The problem with putting magic bytes at the very beginning is that you have to introduce special code to read it, and existing code will break on it because it will read D amount of data which will of course be garbage. If breaking the JSON is a problem, it is of course a possibility to make two header packets - one with the magic bytes and one with the metadata. DISCORD doesn't fit the format in my opinion because it's mainly audio data not Discord data. If you take a look at existing magic bytes you'll see that they're usually 2-4 bytes long, with longer ones being the exception.

from dca.

bwmarrin avatar bwmarrin commented on May 28, 2024

Just wanted to jump in here and say.. I am reading all of this and I really appreciate the conversation and all the helpful ideas.
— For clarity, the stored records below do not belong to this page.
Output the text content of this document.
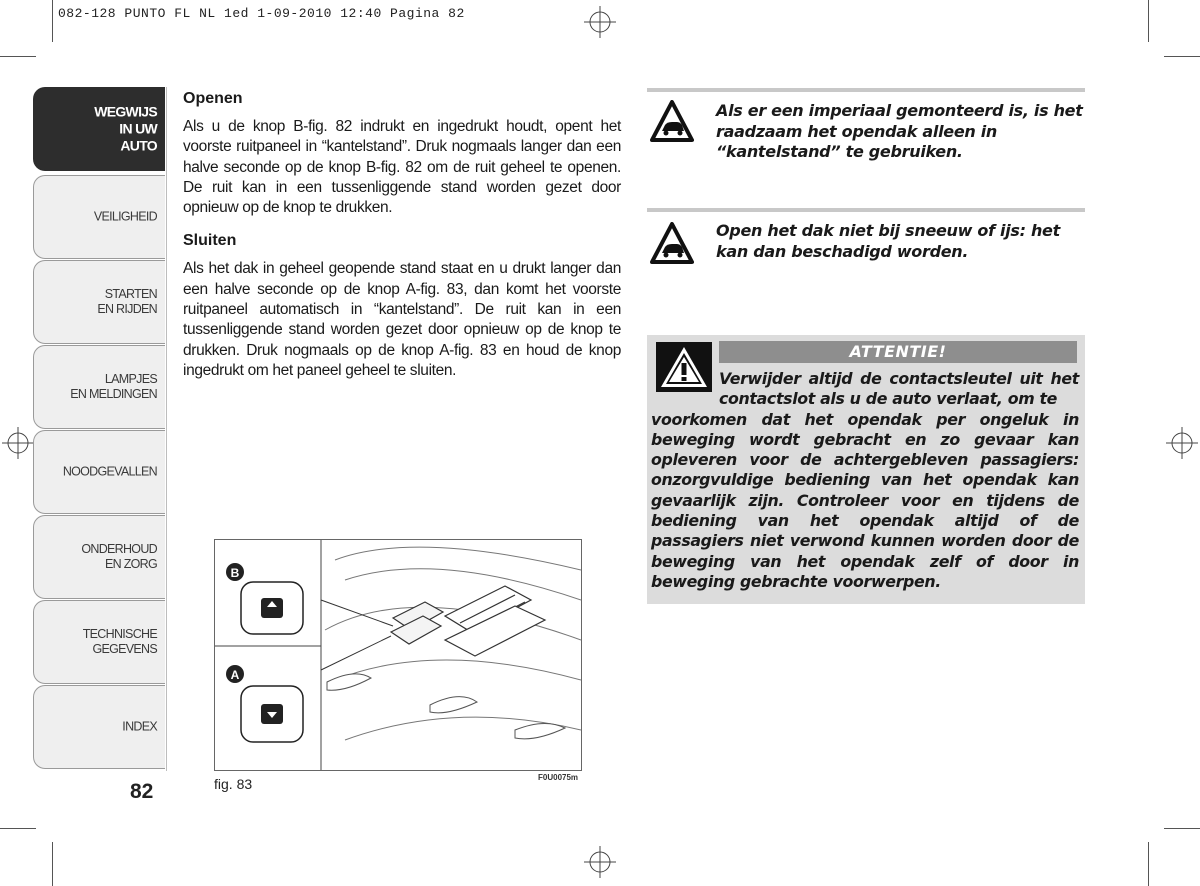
082-128 PUNTO FL NL 1ed 1-09-2010 12:40 Pagina 82
WEGWIJS
IN UW
AUTO
VEILIGHEID
STARTEN
EN RIJDEN
LAMPJES
EN MELDINGEN
NOODGEVALLEN
ONDERHOUD
EN ZORG
TECHNISCHE
GEGEVENS
INDEX
82
Openen
Als u de knop B-fig. 82 indrukt en ingedrukt houdt, opent het voorste ruitpaneel in “kantelstand”. Druk nogmaals langer dan een halve seconde op de knop B-fig. 82 om de ruit geheel te openen. De ruit kan in een tussenliggende stand worden gezet door opnieuw op de knop te drukken.
Sluiten
Als het dak in geheel geopende stand staat en u drukt langer dan een halve seconde op de knop A-fig. 83, dan komt het voorste ruitpaneel automatisch in “kantelstand”. De ruit kan in een tussenliggende stand worden gezet door opnieuw op de knop te drukken. Druk nogmaals op de knop A-fig. 83 en houd de knop ingedrukt om het paneel geheel te sluiten.
B
A
fig. 83	F0U0075m
Als er een imperiaal gemonteerd is, is het raadzaam het opendak alleen in “kantelstand” te gebruiken.
Open het dak niet bij sneeuw of ijs: het kan dan beschadigd worden.
ATTENTIE!
Verwijder altijd de contactsleutel uit het contactslot als u de auto verlaat, om te
voorkomen dat het opendak per ongeluk in beweging wordt gebracht en zo gevaar kan opleveren voor de achtergebleven passagiers: onzorgvuldige bediening van het opendak kan gevaarlijk zijn. Controleer voor en tijdens de bediening van het opendak altijd of de passagiers niet verwond kunnen worden door de beweging van het opendak zelf of door in beweging gebrachte voorwerpen.
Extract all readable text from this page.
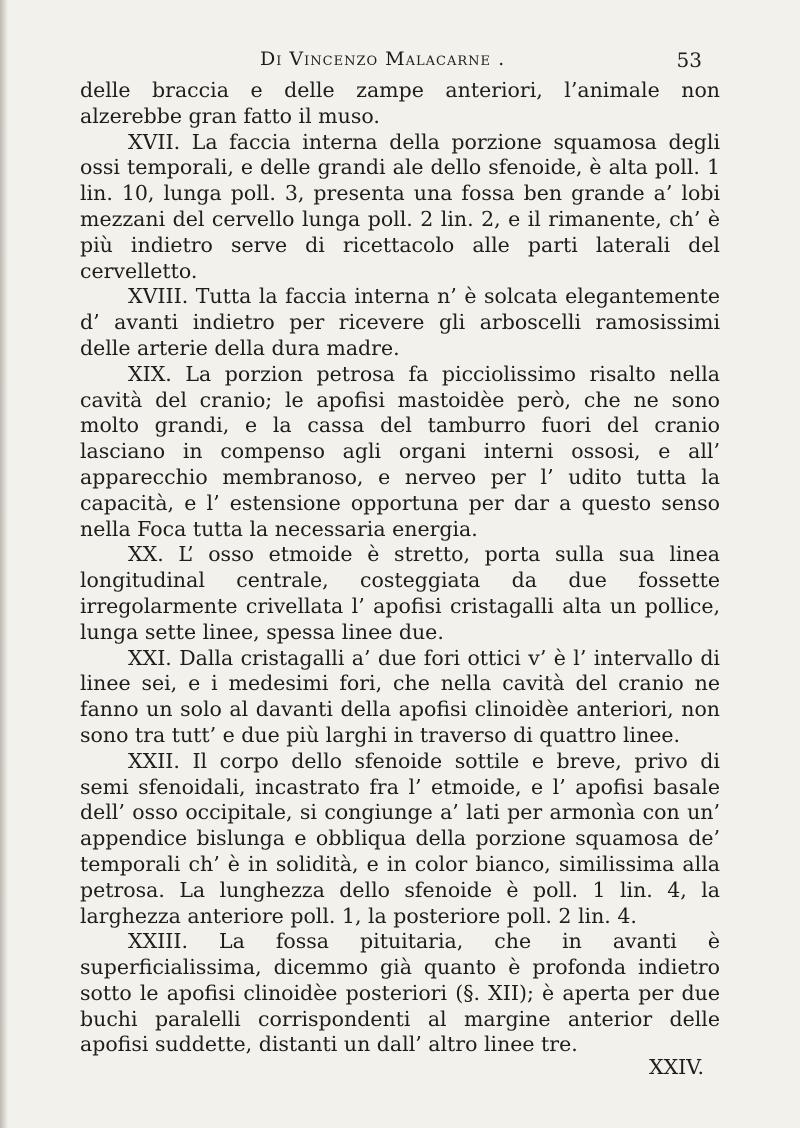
Di Vincenzo Malacarne .	53

delle braccia e delle zampe anteriori, l’animale non alzerebbe gran fatto il muso.

XVII. La faccia interna della porzione squamosa degli ossi temporali, e delle grandi ale dello sfenoide, è alta poll. 1 lin. 10, lunga poll. 3, presenta una fossa ben grande a’ lobi mezzani del cervello lunga poll. 2 lin. 2, e il rimanente, ch’ è più indietro serve di ricettacolo alle parti laterali del cervelletto.

XVIII. Tutta la faccia interna n’ è solcata elegantemente d’ avanti indietro per ricevere gli arboscelli ramosissimi delle arterie della dura madre.

XIX. La porzion petrosa fa picciolissimo risalto nella cavità del cranio; le apofisi mastoidèe però, che ne sono molto grandi, e la cassa del tamburro fuori del cranio lasciano in compenso agli organi interni ossosi, e all’ apparecchio membranoso, e nerveo per l’ udito tutta la capacità, e l’ estensione opportuna per dar a questo senso nella Foca tutta la necessaria energia.

XX. L’ osso etmoide è stretto, porta sulla sua linea longitudinal centrale, costeggiata da due fossette irregolarmente crivellata l’ apofisi cristagalli alta un pollice, lunga sette linee, spessa linee due.

XXI. Dalla cristagalli a’ due fori ottici v’ è l’ intervallo di linee sei, e i medesimi fori, che nella cavità del cranio ne fanno un solo al davanti della apofisi clinoidèe anteriori, non sono tra tutt’ e due più larghi in traverso di quattro linee.

XXII. Il corpo dello sfenoide sottile e breve, privo di semi sfenoidali, incastrato fra l’ etmoide, e l’ apofisi basale dell’ osso occipitale, si congiunge a’ lati per armonìa con un’ appendice bislunga e obbliqua della porzione squamosa de’ temporali ch’ è in solidità, e in color bianco, similissima alla petrosa. La lunghezza dello sfenoide è poll. 1 lin. 4, la larghezza anteriore poll. 1, la posteriore poll. 2 lin. 4.

XXIII. La fossa pituitaria, che in avanti è superficialissima, dicemmo già quanto è profonda indietro sotto le apofisi clinoidèe posteriori (§. XII); è aperta per due buchi paralelli corrispondenti al margine anterior delle apofisi suddette, distanti un dall’ altro linee tre.

XXIV.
I'm a bit torn on some of what's being debated so I need to think about it a bit :). Please keep throwing in ideas though!

from dca.

DV8FromTheWorld avatar DV8FromTheWorld commented on May 28, 2024

I'll drop the discussion about DCA vs DISCORD or DISCORDAUDIO. Your argument is pretty sound so I'll be okay with whatever is picked for that.
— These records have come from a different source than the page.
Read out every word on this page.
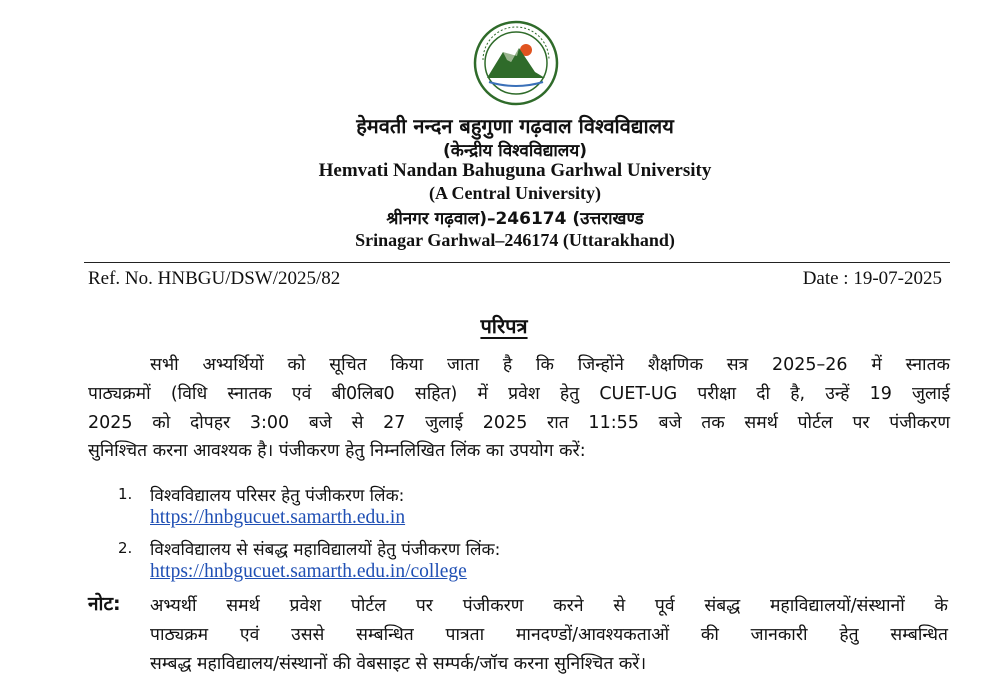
हेमवती नन्दन बहुगुणा गढ़वाल विश्वविद्यालय
(केन्द्रीय विश्वविद्यालय)
Hemvati Nandan Bahuguna Garhwal University
(A Central University)
श्रीनगर गढ़वाल)–246174 (उत्तराखण्ड
Srinagar Garhwal–246174 (Uttarakhand)
Ref. No. HNBGU/DSW/2025/82	Date : 19-07-2025
परिपत्र
सभी अभ्यर्थियों को सूचित किया जाता है कि जिन्होंने शैक्षणिक सत्र 2025–26 में स्नातक
पाठ्यक्रमों (विधि स्नातक एवं बी0लिब0 सहित) में प्रवेश हेतु CUET-UG परीक्षा दी है, उन्हें 19 जुलाई
2025 को दोपहर 3:00 बजे से 27 जुलाई 2025 रात 11:55 बजे तक समर्थ पोर्टल पर पंजीकरण
सुनिश्चित करना आवश्यक है। पंजीकरण हेतु निम्नलिखित लिंक का उपयोग करें:
1. विश्वविद्यालय परिसर हेतु पंजीकरण लिंक:
https://hnbgucuet.samarth.edu.in
2. विश्वविद्यालय से संबद्ध महाविद्यालयों हेतु पंजीकरण लिंक:
https://hnbgucuet.samarth.edu.in/college
नोट: अभ्यर्थी समर्थ प्रवेश पोर्टल पर पंजीकरण करने से पूर्व संबद्ध महाविद्यालयों/संस्थानों के
पाठ्यक्रम एवं उससे सम्बन्धित पात्रता मानदण्डों/आवश्यकताओं की जानकारी हेतु सम्बन्धित
सम्बद्ध महाविद्यालय/संस्थानों की वेबसाइट से सम्पर्क/जॉच करना सुनिश्चित करें।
About the need for new special code: currently do people already skip the first packet of audio? If they Dont then just the implementation of metadata will require changes to be made to code in order to skip the first packet otherwise it will send the metadata as if it were an audio packet.

That being said.. after I thought about it for a while, if we stored it inside the packet it would make a streaming system easier because the metadata packet could be sent as the first packet, regardless of the stream' current read location.

from dca.

meew0 avatar meew0 commented on May 28, 2024

Having to skip the first packet doesn't really break existing files/code because 1. the first couple packets of audio files are generally zero anyway and 2. if existing code reads the metadata packet as an audio packet, either opus will fail to decode it or it will be decoded to garbage PCM - 20 ms of noise at the beginning doesn't really matter.

from dca.

DV8FromTheWorld avatar DV8FromTheWorld commented on May 28, 2024

Okay, I see your point. 20ms of garbage data vs all packets being garbage because it would be reading the wrong bytes for packet size.

from dca.

DV8FromTheWorld avatar DV8FromTheWorld commented on May 28, 2024

So, in conclusion. we are looking at storing a 3 byte magic header in the first packet of the DCA audio file. The magic header will be directly following the initial 2 bytes which specify packet size. This means that you will skip the first 2 bytes, read the next 3 to determine if it is the DCA audio and consequently the metadata packet, then using value stored in the initial 2 bytes, you will load byte 5 through packet.length when loading the json.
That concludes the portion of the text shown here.